Na parte superior da tapeçaria, uma extensa legenda gótica, escrita em latim, descreve em traços gerais o que nela se narra. Logo abaixo da legenda, representa-se o que se julga ser a cidade amuralhada de Arzila, retratada ao longe, lembrando a conquista realizada dias antes da tomada de Tânger.
No restante campo da tapeçaria, lendo-se da esquerda para a direita, observa-se a cavalaria e a infantaria portuguesa, dispostas em formação de combate, destacando-se a figura de D. João, ostentando na mão direita um estandarte. Repare-se que, ao contrário do sucedido em Arzila, não são visíveis armas de fogo, nem artilharia, nem sequer aparece representado o emblema de D. Afonso V (o rodízio aspergindo gotas), dado que o rei não esteve presente e porque não houve conquista. Ou seja, não houve combate, mas sim a ocupação/tomada da cidade dado que os muçulmanos a haviam abandonado.
A meio do campo está representada a cidade amuralhada de Tanger e a sua baía, mais fazendo lembrar uma cidade do norte da Europa (repare-se os telhados) do que uma urbe do norte de África. Sobre a porta de entrada da cidade destaca-se a figura de um soldado português segurando entre mãos o pendão real. Um pormenor a destacar é o modo como o mar é representado – fundo azul, mais ou menos claro, onde ondas altaneiras se destacam.
Do lado direito da tapeçaria encontram-se representados os habitantes de Tânger – homens, mulheres e crianças –, os quais, de costas voltadas para a cidade, partem em direção a um exílio forçado. Vale a pena observar os seus toucados, o modo como transportam os haveres às costas, ou, dentro de cestas, à cabeça.
Na tapeçaria são, pois, visíveis três cenas sequenciais, que podemos ler da direita para a esquerda: os muçulmanos já fora da cidade amuralhada partindo em direção ao exílio; a cidade amuralhada de Tanger onde a única figura humana é um soldado português segurando o pendão real, e a cavalaria e a infantaria portuguesa, dispostas em formação de combate, preparando-se para tomar a urbe.
Tapeçarias de Pastrana
As “Tapeçarias de Pastrana” devem a designação ao facto de serem cópias únicas das tapeçarias do último quartel do século XV que se encontram na Colegiada de Pastrana, em Espanha.
Esta série de tapeçarias narra a conquista no norte de África, em 1471, da praça de Arzila (três tapeçarias) e a tomada de Tânger (uma tapeçaria), decorridas durante o reinado de D. Afonso V.
Trata-se muito provavelmente de uma encomenda régia feita a um dos centros manufatureiros da Flandres (Tournai, Bélgica), no terceiro quartel do século XV, podendo supor-se «que as tapeçarias tivessem levado entre três a cinco anos de trabalho em quatro teares operando em simultâneo com dezasseis a 20 tapeceiros» (Maria Antónia Quina).

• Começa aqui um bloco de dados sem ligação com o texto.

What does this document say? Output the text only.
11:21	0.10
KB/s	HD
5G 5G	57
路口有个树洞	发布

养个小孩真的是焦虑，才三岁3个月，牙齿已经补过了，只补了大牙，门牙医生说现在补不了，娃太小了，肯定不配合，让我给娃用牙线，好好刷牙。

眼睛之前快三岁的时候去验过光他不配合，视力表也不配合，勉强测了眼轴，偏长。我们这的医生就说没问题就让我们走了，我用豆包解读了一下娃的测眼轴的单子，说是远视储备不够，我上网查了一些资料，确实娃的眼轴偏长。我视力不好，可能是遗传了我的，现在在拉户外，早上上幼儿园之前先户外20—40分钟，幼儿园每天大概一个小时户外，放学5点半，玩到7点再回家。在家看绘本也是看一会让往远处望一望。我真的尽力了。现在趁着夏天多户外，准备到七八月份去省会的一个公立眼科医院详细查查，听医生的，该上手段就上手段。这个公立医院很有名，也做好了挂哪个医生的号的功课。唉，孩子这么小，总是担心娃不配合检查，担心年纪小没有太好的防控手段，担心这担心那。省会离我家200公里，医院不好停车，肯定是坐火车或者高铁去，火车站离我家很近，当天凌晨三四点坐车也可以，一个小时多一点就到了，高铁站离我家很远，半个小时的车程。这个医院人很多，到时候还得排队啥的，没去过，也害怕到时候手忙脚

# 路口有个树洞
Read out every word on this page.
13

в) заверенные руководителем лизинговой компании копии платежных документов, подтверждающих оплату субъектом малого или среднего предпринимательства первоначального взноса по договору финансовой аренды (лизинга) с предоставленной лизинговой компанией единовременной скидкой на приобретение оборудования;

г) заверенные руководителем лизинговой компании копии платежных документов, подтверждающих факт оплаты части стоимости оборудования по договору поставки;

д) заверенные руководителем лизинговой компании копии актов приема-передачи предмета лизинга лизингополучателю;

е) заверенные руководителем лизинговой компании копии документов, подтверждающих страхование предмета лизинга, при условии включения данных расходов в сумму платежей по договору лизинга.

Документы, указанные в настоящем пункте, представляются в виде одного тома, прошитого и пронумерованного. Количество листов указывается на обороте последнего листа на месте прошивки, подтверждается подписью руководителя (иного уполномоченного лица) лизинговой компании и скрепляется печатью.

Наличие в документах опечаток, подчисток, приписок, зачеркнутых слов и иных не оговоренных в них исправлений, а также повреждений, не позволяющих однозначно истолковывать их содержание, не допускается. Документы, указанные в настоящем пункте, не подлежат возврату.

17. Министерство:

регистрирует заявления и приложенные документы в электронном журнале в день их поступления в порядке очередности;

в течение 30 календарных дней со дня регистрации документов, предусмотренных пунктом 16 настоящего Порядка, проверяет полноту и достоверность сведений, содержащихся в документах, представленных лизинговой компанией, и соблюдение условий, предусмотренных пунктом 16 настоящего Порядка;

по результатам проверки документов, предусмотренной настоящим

É uma obra única no género, na Europa e no mundo, retratando com rigor histórico os acontecimentos bélicos ocorridos, os quais são, também, comprovados pela documentação.
D. João de Bragança
Primeiro (e único) Marquês e grande alcaide de Montemor-o-Novo, governador da fronteira de Entre o Tejo e Guadiana, senhor de Viana do Alentejo e 7.º Condestável de Portugal.
Segundo filho varão de D. Fernando I, 2.º Duque de Bragança, e de D. Joana de Castro. Por via paterna, era bisneto de D. João I e de D. Nuno Álvares Pereira e neto de D. Afonso, 1.º Duque de Bragança. Casou com D. Isabel de Noronha, filha natural de D. Pedro de Noronha, bispo de Évora e arcebispo de Lisboa, e sobrinha de D. Constança de Noronha, 1.ª Duquesa de Bragança.
Pouco se sabe sobre a sua infância. No entanto, há notícia da sua presença em Ceuta, com cerca de 16 anos, acompanhando o seu pai que, nessa altura, era o capitão da praça portuguesa.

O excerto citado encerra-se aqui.